Prior Authorization: Care Assessments That Help Patients Receive Effective, Safe, and Affordable Care
The doctor-patient relationship works best when there is a foundation of trust. When patients experience unexpected costs, unnecessary tests, long wait times for care, and confusing communications, that trust is eroded. As physicians in family and internal medicine with a combined 70+ years of practice, we have dedicated our careers to patient care, offering clinical expertise, compassion, and respect. But as an industry and as a country, we haven’t set up a system that allows us to deliver on these promises to our patients consistently.
The rising cost of health care is a paramount issue affecting every American household. Some rises in cost are unavoidable. Hospitals, for example, are experiencing significant increases in expenses necessary to offer care. We recognize these challenges that our industry partners are confronting. Other costs, however, are not only avoidable but also result in negative outcomes for patients.
Thirty percent of all heath care spending in the United States may be unnecessary, for example, and in many cases can be harmful to patients. Indeed, every year low-value care costs the U.S. healthcare system $340 billion. Eighty-seven percent of doctors have reported negative impacts from low-value care.
As physicians who serve within health plans and have provided patient care, we are able to address low-value care through utilization management, or prior authorization. When done right, prior authorization can quickly and fairly assess treatment recommendations for patient benefit in terms of quality, safety, and effectiveness. These assessments are done in the light of up-to-date medical best practice research. Performed in advance of a doctor ordering a test, procedure, or medication, prior authorization can identify and re-direct low-value care to better alternatives, resulting in fewer unnecessary interventions, fewer unnecessary medical bills, and better outcomes.

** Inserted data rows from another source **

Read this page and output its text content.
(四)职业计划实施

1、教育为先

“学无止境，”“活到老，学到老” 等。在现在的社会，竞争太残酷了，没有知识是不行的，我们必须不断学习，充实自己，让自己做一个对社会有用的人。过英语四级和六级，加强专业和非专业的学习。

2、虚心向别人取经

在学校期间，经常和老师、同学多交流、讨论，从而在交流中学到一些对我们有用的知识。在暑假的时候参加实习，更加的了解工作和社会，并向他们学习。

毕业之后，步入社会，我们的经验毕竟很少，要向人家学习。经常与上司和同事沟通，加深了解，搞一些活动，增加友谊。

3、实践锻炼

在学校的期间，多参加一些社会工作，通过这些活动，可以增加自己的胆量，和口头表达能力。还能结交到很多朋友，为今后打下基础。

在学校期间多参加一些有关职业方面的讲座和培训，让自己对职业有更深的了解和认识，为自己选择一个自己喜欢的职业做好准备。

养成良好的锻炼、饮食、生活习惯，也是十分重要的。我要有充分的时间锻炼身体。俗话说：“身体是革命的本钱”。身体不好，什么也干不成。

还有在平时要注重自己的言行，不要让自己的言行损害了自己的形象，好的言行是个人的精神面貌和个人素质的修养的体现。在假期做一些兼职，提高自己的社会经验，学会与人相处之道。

We support policies that improve the process for health plans to perform prior authorizations, easing provider administrative burdens, such as electronic transmission. In 2018, stakeholders representing providers, pharmacists, and insurance providers developed a Consensus Statement recommending opportunities to improve the prior authorization process. Since then, health insurance providers have taken extensive steps to improve the process for patients and providers alike and will continue to do so.

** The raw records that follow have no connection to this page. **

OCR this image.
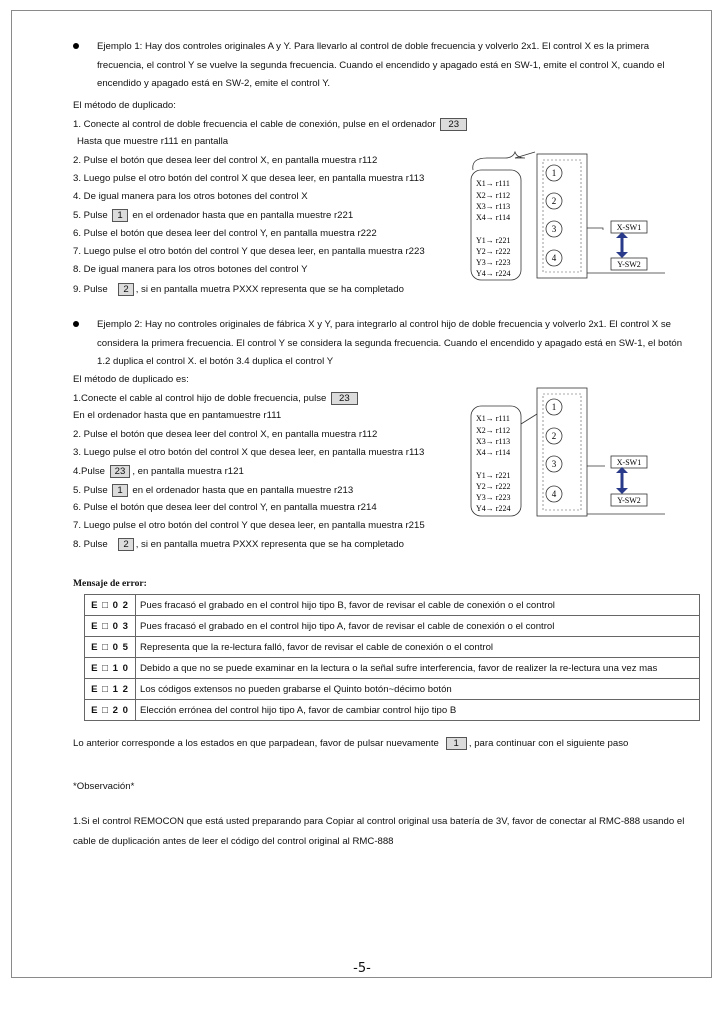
Ejemplo 1: Hay dos controles originales A y Y. Para llevarlo al control de doble frecuencia y volverlo 2x1. El control X es la primera frecuencia, el control Y se vuelve la segunda frecuencia. Cuando el encendido y apagado está en SW-1, emite el control X, cuando el encendido y apagado está en SW-2, emite el control Y.
El método de duplicado:
1. Conecte al control de doble frecuencia el cable de conexión, pulse en el ordenador 23
Hasta que muestre r111 en pantalla
2. Pulse el botón que desea leer del control X, en pantalla muestra r112
3. Luego pulse el otro botón del control X que desea leer, en pantalla muestra r113
4. De igual manera para los otros botones del control X
5. Pulse 1 en el ordenador hasta que en pantalla muestre r221
6. Pulse el botón que desea leer del control Y, en pantalla muestra r222
7. Luego pulse el otro botón del control Y que desea leer, en pantalla muestra r223
8. De igual manera para los otros botones del control Y
9. Pulse 2 , si en pantalla muetra PXXX representa que se ha completado
X1→ r111
X2→ r112
X3→ r113
X4→ r114
Y1→ r221
Y2→ r222
Y3→ r223
Y4→ r224
1
2
3
4
X-SW1
Y-SW2
Ejemplo 2: Hay no controles originales de fábrica X y Y, para integrarlo al control hijo de doble frecuencia y volverlo 2x1. El control X se considera la primera frecuencia. El control Y se considera la segunda frecuencia. Cuando el encendido y apagado está en SW-1, el botón 1.2 duplica el control X. el botón 3.4 duplica el control Y
El método de duplicado es:
1.Conecte el cable al control hijo de doble frecuencia, pulse 23
En el ordenador hasta que en pantamuestre r111
2. Pulse el botón que desea leer del control X, en pantalla muestra r112
3. Luego pulse el otro botón del control X que desea leer, en pantalla muestra r113
4.Pulse 23 , en pantalla muestra r121
5. Pulse 1 en el ordenador hasta que en pantalla muestre r213
6. Pulse el botón que desea leer del control Y, en pantalla muestra r214
7. Luego pulse el otro botón del control Y que desea leer, en pantalla muestra r215
8. Pulse 2 , si en pantalla muetra PXXX representa que se ha completado
X1→ r111
X2→ r112
X3→ r113
X4→ r114
Y1→ r221
Y2→ r222
Y3→ r223
Y4→ r224
1
2
3
4
X-SW1
Y-SW2
Mensaje de error:
E □ 0 2	Pues fracasó el grabado en el control hijo tipo B, favor de revisar el cable de conexión o el control
E □ 0 3	Pues fracasó el grabado en el control hijo tipo A, favor de revisar el cable de conexión o el control
E □ 0 5	Representa que la re-lectura falló, favor de revisar el cable de conexión o el control
E □ 1 0	Debido a que no se puede examinar en la lectura o la señal sufre interferencia, favor de realizer la re-lectura una vez mas
E □ 1 2	Los códigos extensos no pueden grabarse el Quinto botón~décimo botón
E □ 2 0	Elección errónea del control hijo tipo A, favor de cambiar control hijo tipo B
Lo anterior corresponde a los estados en que parpadean, favor de pulsar nuevamente 1 , para continuar con el siguiente paso
*Observación*
1.Si el control REMOCON que está usted preparando para Copiar al control original usa batería de 3V, favor de conectar al RMC-888 usando el cable de duplicación antes de leer el código del control original al RMC-888
-5-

We recognize that there is often a misperception associated with prior authorization. For some, this intermediary assessment seems to come between the physician-patient relationship. Others, including some of our fellow doctors, have dismissed these pre-service care assessments as time intensive and not necessary. Yet, 65% of physicians have said that at least 15-30% of medical care is unnecessary.
Recently, the New York Times shared the tragic story of a patient who underwent a procedure by a Michigan doctor operating outside of the standard practice for vascular care. Sadly, the procedure resulted in the need for a leg amputation. According to the reporting, 45 people lost their limbs over the last four years as a result of this particular doctor performing risky, costly, and unnecessary vascular procedures.
Most doctors do not practice outside acceptable standards, but it does happen. The vast majority of physicians are acting in good faith – but there are times when even the best doctors don’t have a complete picture of other treatments a patient might be receiving.
We discourage state and federal policymakers from preventing health plans from engaging in this important role to promote safe, effective, affordable patient care. We understand that some lobbyists are pushing to erode the oversight that health plans exercise over low value care, trying to remove even the most basic guardrails. This is a precarious path that could increase the prevalence of low value care, make valuable care more cost prohibitive, and increase the risk of adverse events.
As doctors serving at health plans who also have experience caring for patients, our goal is the same as that of our colleagues who directly deliver care—first do no harm. To protect patients, we strive to ensure that the right care is delivered at the right time in the right setting – and covered at a cost that patients can afford. We uniquely understand the important care and life-saving treatments doctors provide, but like everyone in health care, they should not be above oversight.
Prior authorization provides needed oversight. That’s why changes to the healthcare system must put patients first – and protect both their health outcomes as well as their financial security. For our part, we will continue to collaborate with providers and other stakeholders to ensure patients receive safe and affordable care.
Dr. Robert Gluckman, MD, MACP is the former Chief Medical Officer for Providence Health Plan and Dr. Timothy D. Law is the CMO of Highmark, Inc.